Czytelniczka28.08.2023, 15:55
W 3. akapicie chyba powinno być płynącego kraju. Często zdarza się, że nie sprawdzamy napisanego przez siebie tekstu, a trzeba.
Czytelniczka28.08.2023, 15:55
W 3. akapicie chyba powinno być płynącego kraju. Często zdarza się, że nie sprawdzamy napisanego przez siebie tekstu, a trzeba.
Do Jakob28.08.2023, 15:39
Jakob ty się poprawnie pisać naucz! Tyle lat żerujesz jak larwa na podatkach obywateli, a pisać dalej nie potrafisz.
szuser28.08.2023, 15:22
SKS panie Sowa SKS, faktycznie pora na "coraz głębsze przemyślenia" a najlepiej to spacerek ale już bez pisania po łacinie bo wstyd.

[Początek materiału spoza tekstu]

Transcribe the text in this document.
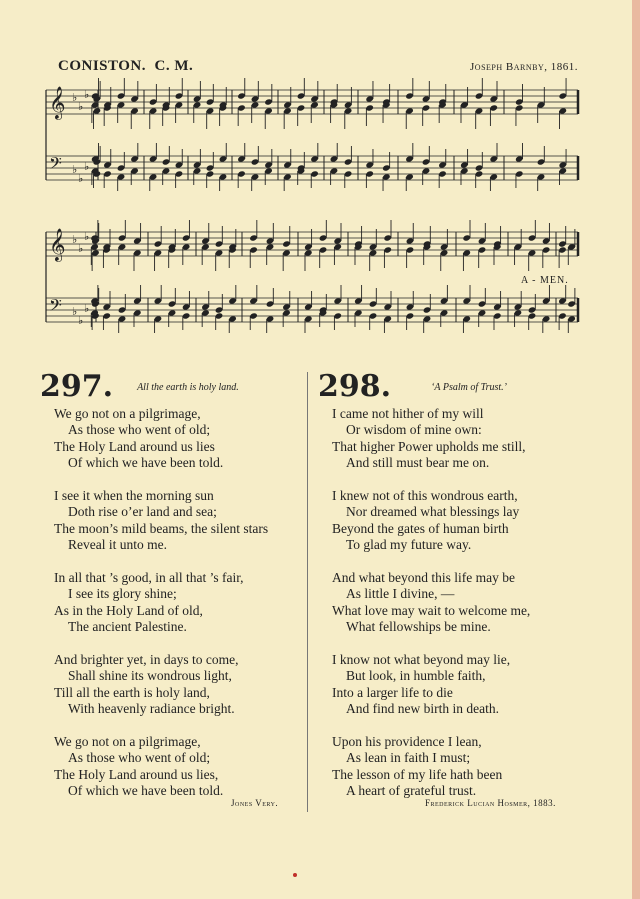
CONISTON. C. M.	Joseph Barnby, 1861.
𝄞
𝄢
♭
♭
♭
♭
♭
♭
𝄞
𝄢
♭
♭
♭
♭
♭
♭
A - MEN.
297. All the earth is holy land.
We go not on a pilgrimage,
As those who went of old;
The Holy Land around us lies
Of which we have been told.
I see it when the morning sun
Doth rise o’er land and sea;
The moon’s mild beams, the silent stars
Reveal it unto me.
In all that ’s good, in all that ’s fair,
I see its glory shine;
As in the Holy Land of old,
The ancient Palestine.
And brighter yet, in days to come,
Shall shine its wondrous light,
Till all the earth is holy land,
With heavenly radiance bright.
We go not on a pilgrimage,
As those who went of old;
The Holy Land around us lies,
Of which we have been told.
298.	‘A Psalm of Trust.’
I came not hither of my will
Or wisdom of mine own:
That higher Power upholds me still,
And still must bear me on.
I knew not of this wondrous earth,
Nor dreamed what blessings lay
Beyond the gates of human birth
To glad my future way.
And what beyond this life may be
As little I divine, —
What love may wait to welcome me,
What fellowships be mine.
I know not what beyond may lie,
But look, in humble faith,
Into a larger life to die
And find new birth in death.
Upon his providence I lean,
As lean in faith I must;
The lesson of my life hath been
A heart of grateful trust.
Jones Very.	Frederick Lucian Hosmer, 1883.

hulajnoga28.08.2023, 14:20
Nawodnia rozkopana i dłubana powolutku bez pośpiechu a do tego jakiś łebski gość wymyślił ciąg dalszy remontu Waksmundzkiej i ul. Doroty zamknięta. Brawo. Widać ze wiceburmistrz mieszka poza Miastem bo chyba nie ma zielonego pojęcia o tym jak tu się przemieszcza autem. Korki jakich Nowy Targ nie widział, końca nie widać i do tego sezon turystyczny a turyści za Google pchają się w Sikorskiego potem Bałęzowe i Anny i pozamiatane na całego. Trzeba chyba postawić bramki i brać klimatyczne za ten syf który tu przejezdni zostawiają
Jakob28.08.2023, 13:40
A czy autor zna coś takiego jak realizacja projektów? Czy wie że jak się kasę z rządu dostaje to ma się rok na zrobienie? A jak nie to po kasie ? Czy autor wie co to przetargi? Chyba nie bo cem ma jeden ...polityczne ataki. Samouwielbienie dla poprzednika obecnego burmistrza sprawia, że Pan nie podoba się Nowy Targ. Niech auto wróci gdzie był albo nabędzie elementarnej wiedzy z funduszy zewnętrznych i robienia projektów. No chyba że autor i jego teksty mają jeden cel... atak atak atak...wiadomo wybory tuż tuż.